As a family, we love the outdoors. We sadly lost our twelve-year-old boxer dog at the beginning of the year, and like many, have got a new puppy in lockdown. As he's grown, it's been great going for long walks, and we've had a couple of excellent dog-friendly staycations! We just love his company and huge character, his antics reducing us to tears of laughter at times!
As a golf widow, I get lots of time to spend with my horse and his welfare during the lockdown; visiting him every day has helped my welfare and through some hard days. I'll often ride out before work which sets me up for the day ahead, getting some headspace to think of, or after work as a de-stressor!

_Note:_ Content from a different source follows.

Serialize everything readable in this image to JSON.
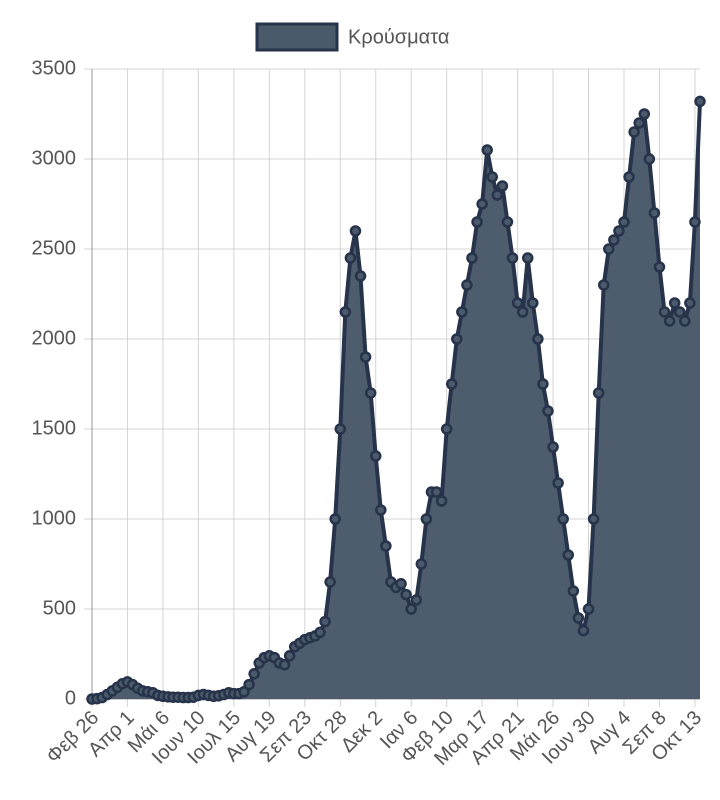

Nothing beats cantering up the hills with the wind in your face.
Has the pandemic had a positive or a negative effect on you and/or your business, and how have you managed it?
Our response to the unprecedented surge in demand COVID-19 placed on DWP's services has dominated the last sixteen months. We made rapid changes to numerous systems to expand capacity, enable new ways of accessing our services, and facilitate the processing and payment of larger volumes of benefit claims. And all that with most of us working from home!

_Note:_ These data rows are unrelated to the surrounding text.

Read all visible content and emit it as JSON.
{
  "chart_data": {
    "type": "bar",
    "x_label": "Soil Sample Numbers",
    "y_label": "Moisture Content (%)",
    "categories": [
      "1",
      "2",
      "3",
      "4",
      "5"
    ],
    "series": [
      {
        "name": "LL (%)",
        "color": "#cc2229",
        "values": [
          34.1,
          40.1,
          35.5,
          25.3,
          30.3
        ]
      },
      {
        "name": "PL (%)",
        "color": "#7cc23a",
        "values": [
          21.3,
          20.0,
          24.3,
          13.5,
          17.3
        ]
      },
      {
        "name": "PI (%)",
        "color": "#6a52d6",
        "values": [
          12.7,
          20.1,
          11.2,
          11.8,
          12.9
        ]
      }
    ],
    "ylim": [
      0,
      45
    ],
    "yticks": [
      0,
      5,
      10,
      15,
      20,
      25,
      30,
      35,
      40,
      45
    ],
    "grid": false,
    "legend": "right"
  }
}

Do you have a mentor, or have you ever mentored anyone?
On and off over the years, I have had a mentor, valuing the torch they have shone on me and been very honest in their assessment. It's made me the person I am today, and I will be forever grateful. Knowing how it has helped me, I am only too happy to mentor those that approach me and currently mentor two individuals. Mentoring gives me great satisfaction in just simply giving back and being able to help. I love seeing people grow, and it also gives me new perspectives and fresh ideas.
What advice would you have for someone looking to get into the same area of work or interests?

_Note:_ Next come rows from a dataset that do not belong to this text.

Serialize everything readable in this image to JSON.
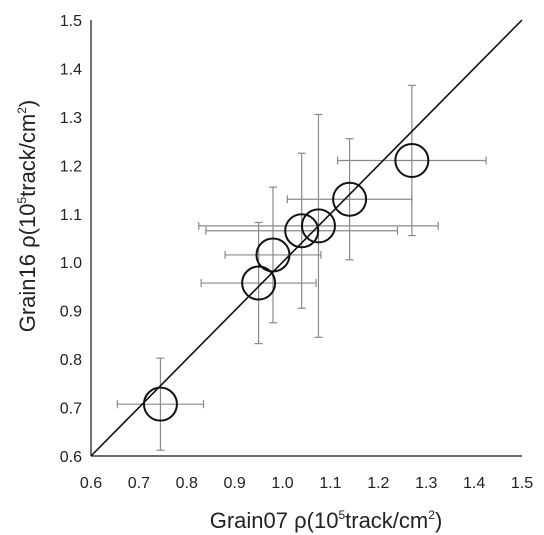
{
  "chart_data": {
    "type": "scatter",
    "title": "",
    "xlabel": {
      "pre": "Grain07 ρ(10",
      "sup1": "5",
      "mid": "track/cm",
      "sup2": "2",
      "post": ")"
    },
    "ylabel": {
      "pre": "Grain16 ρ(10",
      "sup1": "5",
      "mid": "track/cm",
      "sup2": "2",
      "post": ")"
    },
    "xlim": [
      0.6,
      1.5
    ],
    "ylim": [
      0.6,
      1.5
    ],
    "xticks": [
      "0.6",
      "0.7",
      "0.8",
      "0.9",
      "1.0",
      "1.1",
      "1.2",
      "1.3",
      "1.4",
      "1.5"
    ],
    "yticks": [
      "0.6",
      "0.7",
      "0.8",
      "0.9",
      "1.0",
      "1.1",
      "1.2",
      "1.3",
      "1.4",
      "1.5"
    ],
    "reference_line": {
      "label": "",
      "from": [
        0.6,
        0.6
      ],
      "to": [
        1.5,
        1.5
      ]
    },
    "grid": false,
    "legend": "none",
    "series": [
      {
        "points": [
          {
            "x": 0.745,
            "y": 0.707,
            "xerr": 0.09,
            "yerr": 0.095
          },
          {
            "x": 0.95,
            "y": 0.957,
            "xerr": 0.12,
            "yerr": 0.125
          },
          {
            "x": 0.98,
            "y": 1.015,
            "xerr": 0.1,
            "yerr": 0.14
          },
          {
            "x": 1.04,
            "y": 1.065,
            "xerr": 0.2,
            "yerr": 0.16
          },
          {
            "x": 1.075,
            "y": 1.075,
            "xerr": 0.25,
            "yerr": 0.23
          },
          {
            "x": 1.14,
            "y": 1.13,
            "xerr": 0.13,
            "yerr": 0.125
          },
          {
            "x": 1.27,
            "y": 1.21,
            "xerr": 0.155,
            "yerr": 0.155
          }
        ]
      }
    ]
  },
  "colors": {
    "marker": "#111111",
    "errorbar": "#8a8a8a",
    "axis": "#111111",
    "reference_line": "#111111"
  }
}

Meet other product managers who can give you advice, support. Consider networking at meetups and events in your local area. Attend Hackathons and become a product manager in the team. Put your hand up to get involved in product initiatives. Be persistent, and it will come.
What do you feel is the most common reason for people failing or giving up?
Failure caused by not listening. Great leaders are great listeners. I recently heard someone say; listen to genuinely understand, not to react or respond. When you learn to listen well, you will make better decisions and get stronger commitment from the team around you.
Is there a phrase, quote or a saying that you really like?
"If you can't explain it simply, you don't understand it well enough" - Albert Einstein.
As a Product Lead, I always try to convey a clear story that positions a vision and values, keeping it simple, so people understand the what, why and how and understand what it means to them. To do this, I need to understand to connect with others.
What companies, brands, or institutions do you like or do you think are getting it right?
I'm going to be slightly disruptive here. Throughout COVID-19, I've shifted to supporting small, local businesses. Right now, there is no one company or brand that stand out as my heroes are those small business owners who've held onto their dream, found a way through the pandemic, whether re-inventing themselves, gone online. By supporting local businesses, I'm also supporting the community I live in, helping stimulate the economy, and keeping businesses alive within my local region.
How do you define success, and what lessons have you learned so far that you could share with our audience/readership?
It's the ability to reach your goals, whatever those goals may be. And those goals will change - right now, for me, it's being fulfilled at work, adding value for customers, colleagues, and being happy, safe, healthy, and loved. What life lessons have I learned;
Be true to yourself, stick to your values. You can't please everyone, don't waste time being a people pleaser. You can't possibly know everything; it's OK not to know. Honesty is best, be open and transparent. Be a critical thinker, not a critical person. Be present to what's really going on, empathetic. No such thing as failure; if you don't try, you won't know. Put your hands up, ask for help; there's no shame in it. Have a voice, don't be afraid to use it.